The measure, heavily supported by right-to-life groups and the U.S. Conference of Catholic Bishops and opposed by Planned Parenthood and other pro-choice groups, amounted to an extension of the Hyde amendment, named for the late Rep. Henry J. Hyde, an Illinois Republican. He introduced it in 1976 as a flat prohibition of payment for abortions from Medicaid funds. Congress has since mandated abortion funding in cases of rape or incest as well as a physical disorder, illness, or injury and has re-enacted the amendment every year.

Rep. Bart Stupak, a Michigan Democrat, insists that his measure is “completely consistent with the Hyde amendments,” as he put it in an article in The New York Times. He wrote: “The amendment does not prevent private plans from offering abortion services, and it does not prohibit women from purchasing abortion coverage with their own money.”

That is technically correct, but pro-choice advocates make a strong case that the effect of the amendment, whether intended or not, would make it even more difficult for a low-income woman to get insurance to pay for an abortion. They show, too, that it would probably cause insurance firms to reduce or eliminate such coverage.

Cecile Richardson, president of the Planned Parenthood Federation of America, questions the Stupak-Pitts assurance that women would be able to purchase a separate single-service rider to cover abortion. She says that no insurance company would offer such a rider.
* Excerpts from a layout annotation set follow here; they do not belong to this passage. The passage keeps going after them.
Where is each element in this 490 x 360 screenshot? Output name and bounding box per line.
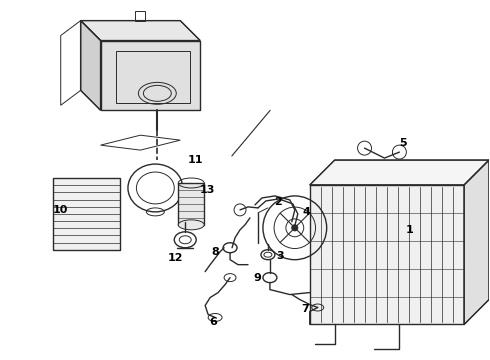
- Text: 7: 7: [301, 305, 309, 315]
- Polygon shape: [81, 21, 100, 110]
- Polygon shape: [81, 21, 200, 41]
- Text: 9: 9: [253, 273, 261, 283]
- Text: 11: 11: [188, 155, 203, 165]
- Polygon shape: [100, 41, 200, 110]
- Polygon shape: [464, 160, 489, 324]
- Polygon shape: [178, 183, 204, 225]
- Text: 2: 2: [274, 197, 282, 207]
- Text: 12: 12: [168, 253, 183, 263]
- Text: 10: 10: [53, 205, 69, 215]
- Ellipse shape: [178, 220, 204, 230]
- Polygon shape: [310, 160, 489, 185]
- Circle shape: [292, 225, 298, 231]
- Text: 8: 8: [211, 247, 219, 257]
- Text: 1: 1: [406, 225, 413, 235]
- Text: 5: 5: [399, 138, 407, 148]
- Text: 3: 3: [276, 251, 284, 261]
- Polygon shape: [310, 185, 464, 324]
- Polygon shape: [53, 178, 121, 250]
- Text: 13: 13: [199, 185, 215, 195]
- Text: 4: 4: [303, 207, 311, 217]
- Text: 6: 6: [209, 318, 217, 328]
Furthermore, “women do not plan to have unintended pregnancies or medically complicated pregnancies that require ending the pregnancies.”

An analysis of the amendment by members of the Department of Health Policy at the George Washington University Medical Center says that it would influence the insurance industry as a whole. Within six years, under the new health care act, 30 million people would get their health care through the new exchange, according to the Congressional Budget Office. Thus, say the researchers, “it is fair to predict that the entire market for coverage will ultimately be affected as a product tipping point is reached and virtually no supplemental market appears.”

While lawmakers debate provisions of the amendment, what is really at stake in the future is whether government can expand its control over women’s decisions about their reproductive systems.